SAN FRANCISCO Work at IBM Corp. on the theory and practice of quantum computing suggests that the industry may be closer to practical CPUs that could process information in the form of quantum bits, or "qubits," rather than conventional binary bits.
The new thinking was discussed today (Dec. 11) in a plenary lecture at the IEEE International Electron Devices Meeting here. David DiVincenzo of IBM's T. J. Watson Research Center (Yorktown Heights, N.Y.) surveyed the prospects for quantum computing, concluding that practical, solid-state devices may soon emerge to support the theoretical projections of vast computing power arising from this technology.
"The principles and promise of quantum computers," DiVincenzo said, lie in the "requirements for the physical implementation of quantum computers in atomic physics, quantum optics, nuclear and electron magnetic-resonance spectroscopes, superconducting electronics and quantum-dot physics."
Proving a point
DiVincenzo already has a track record in quantum theory. For instance, in 1995 he mathematically proved that two-qubit operations were sufficient to execute any quantum algorithm. Thus, engineers need not design more than two-qubit physical devices to reap all the parallel-processing benefits of any future quantum algorithm.
In DiVincenzo's view, all quantum devices will require a new formal basis to express the kind of algorithmic parallelisms that could be realized with quantum computers. Unlike conventional encodings of information, quantum devices allow the superposition of multiple discrete states simultaneously on the same qubit. Thus, multiplying two qubits together is equivalent to simultaneously multiplying every possible string of values that a conventional computer register could hold.

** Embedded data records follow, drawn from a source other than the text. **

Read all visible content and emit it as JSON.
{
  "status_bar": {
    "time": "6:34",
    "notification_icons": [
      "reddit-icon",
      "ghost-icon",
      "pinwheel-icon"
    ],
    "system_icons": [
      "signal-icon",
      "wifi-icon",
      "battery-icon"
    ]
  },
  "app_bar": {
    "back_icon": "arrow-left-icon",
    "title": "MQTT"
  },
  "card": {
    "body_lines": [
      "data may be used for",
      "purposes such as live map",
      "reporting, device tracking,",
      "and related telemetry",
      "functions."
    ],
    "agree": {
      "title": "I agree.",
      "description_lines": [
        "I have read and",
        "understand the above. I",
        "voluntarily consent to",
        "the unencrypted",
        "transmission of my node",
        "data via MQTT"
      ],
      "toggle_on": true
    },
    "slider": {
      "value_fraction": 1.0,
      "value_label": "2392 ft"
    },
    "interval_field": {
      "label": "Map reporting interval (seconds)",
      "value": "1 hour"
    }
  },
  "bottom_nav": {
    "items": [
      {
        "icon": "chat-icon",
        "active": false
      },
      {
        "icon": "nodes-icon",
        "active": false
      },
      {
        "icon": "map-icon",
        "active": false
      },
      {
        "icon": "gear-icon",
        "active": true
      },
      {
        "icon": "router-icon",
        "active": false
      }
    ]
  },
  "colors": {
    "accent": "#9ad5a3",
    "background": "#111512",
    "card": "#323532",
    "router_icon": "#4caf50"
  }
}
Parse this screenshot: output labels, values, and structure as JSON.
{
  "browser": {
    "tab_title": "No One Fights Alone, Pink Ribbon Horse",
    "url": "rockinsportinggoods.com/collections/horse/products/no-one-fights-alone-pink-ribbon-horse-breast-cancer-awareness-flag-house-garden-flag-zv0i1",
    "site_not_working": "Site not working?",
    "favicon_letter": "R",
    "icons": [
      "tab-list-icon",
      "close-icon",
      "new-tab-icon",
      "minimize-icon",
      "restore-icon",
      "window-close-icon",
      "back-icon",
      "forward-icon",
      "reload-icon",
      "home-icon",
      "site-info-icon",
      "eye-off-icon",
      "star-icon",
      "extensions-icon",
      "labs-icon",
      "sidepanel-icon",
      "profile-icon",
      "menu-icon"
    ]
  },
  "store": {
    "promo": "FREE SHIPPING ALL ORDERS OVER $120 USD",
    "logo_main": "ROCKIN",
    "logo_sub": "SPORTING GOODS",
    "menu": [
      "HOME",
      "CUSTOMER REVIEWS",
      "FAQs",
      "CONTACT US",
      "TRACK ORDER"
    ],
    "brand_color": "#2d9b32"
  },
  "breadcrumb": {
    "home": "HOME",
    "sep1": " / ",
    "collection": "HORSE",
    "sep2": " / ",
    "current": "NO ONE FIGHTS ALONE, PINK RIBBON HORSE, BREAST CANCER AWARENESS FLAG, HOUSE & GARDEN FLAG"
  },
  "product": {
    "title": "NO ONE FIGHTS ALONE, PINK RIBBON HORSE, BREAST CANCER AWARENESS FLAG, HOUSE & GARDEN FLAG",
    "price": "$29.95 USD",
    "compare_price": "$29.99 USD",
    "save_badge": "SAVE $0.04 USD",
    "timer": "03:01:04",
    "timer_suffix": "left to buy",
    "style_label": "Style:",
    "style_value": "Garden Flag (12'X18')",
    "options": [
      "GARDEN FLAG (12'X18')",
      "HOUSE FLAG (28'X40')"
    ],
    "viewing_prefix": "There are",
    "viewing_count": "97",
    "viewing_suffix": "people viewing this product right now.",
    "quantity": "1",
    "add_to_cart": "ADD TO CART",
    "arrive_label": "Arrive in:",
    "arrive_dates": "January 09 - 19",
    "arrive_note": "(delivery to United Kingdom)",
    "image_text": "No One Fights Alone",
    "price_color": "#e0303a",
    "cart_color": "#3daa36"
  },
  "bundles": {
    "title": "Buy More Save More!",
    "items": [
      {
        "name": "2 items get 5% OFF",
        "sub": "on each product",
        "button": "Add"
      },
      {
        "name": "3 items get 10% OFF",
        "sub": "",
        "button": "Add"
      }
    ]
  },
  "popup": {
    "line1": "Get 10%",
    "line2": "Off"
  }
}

That kind of operation demands a new mathematical formalism in order to craft effective quantum algorithms, said DiVincenzo. "Making bits that obey the quantum-mechanical principles [and] efficient algorithms for some otherwise intractable problems, like prime factoring, becomes possible," he said.
DiVincenzo listed a sevenfold set of requirements for physical implementation of quantum computing. They are scalable well-defined qubits, resettable states, long superposition times, a universal set of quantum gates, easy qubit measurements, easy qubit-to-digital conversions and easy qubit telecommunications.
Today, laboratory implementations of quantum devices concentrate on perhaps one or two of the seven requirements, he said, but to create commercial devices all seven must be met.
DiVincenzo summarized current attempts at building a quantum "transistor," most of which only have a superficial resemblance to today's silicon transistors. Using a voltage-controlled gate to switch the qubit may be the only recognizable commonfeature.
The most striking new feature, according to DiVincenzo, is the fact that a single atomic element will embody the memory element in a microscopic domain, probably in the spin direction (either up or down) of a single atom or electron. The quantum gate will most likely be switched with a voltage-controlled pulse at the gate, which superimposes a new state into the currently executing quantum algorithm.
Aside from these generalizations, there is little similarity among the various current proposals for implementing quantum computers. Methodologies, so far, are based on basic physics rather than chip technologies, DiVicenzo said, but advances in quantum dots embrace standard solid-state physics for integrated circuits. In particular, DiVincenzo described an ion-trap computer that holds qubits in pairs of energy levels of ions held in a linear electromagnetic trap.
Other atomic-physics-based proposals use the position of atoms in a trap or lattice or the vibrational quanta of trapped electrons, ions or atoms as their qubits. The presence or absence of a photon in an optical cavity has also been proposed as the basic qubit mechanism, and superconducting devices are being proposed that store qubits as charge or "flux."
On the solid-state chip side, impurities can introduce well-characterized discrete energy-level spectra directly onto silicon chips. Separately, researchers are at work on various quantum-dot approaches, storing the qubit in the spin state, the orbital state or the charge state of quantum dots, according to DiVincenzo.
"Every implementation detail of a qubit from its initialization to its interaction with neighboring bits, the errors that it might be subjected to and its readout have to be thought out and investigated from scratch," he said.
DiVincenzo has narrowed the overall development effort, however, by applying his seven criteria to the known theories today. The result is to single out, by elimination, a model for the solid-state implementations of the future.
The right spin
In DiVincenzo's model, qubits are represented by the spins of individual electrons trapped in an array of quantum dots. Many proposals for building quantum-dot arrays are on record, but DiVincenzo's model will reset the system by cooling the device to a predetermined temperature. Basic two-bit gates would be built by changing the height of an electrostatic barrier between quantum dots.
According to Divincenzo, the superposition time of such arrays has already been determined in preliminary laboratory experiments measuring spins in semiconductors, to be long enough to allow quantum algorithms to execute. And other laboratory measurements, he said, also suggest that spin can be conveniently converted into directly measurable electron position.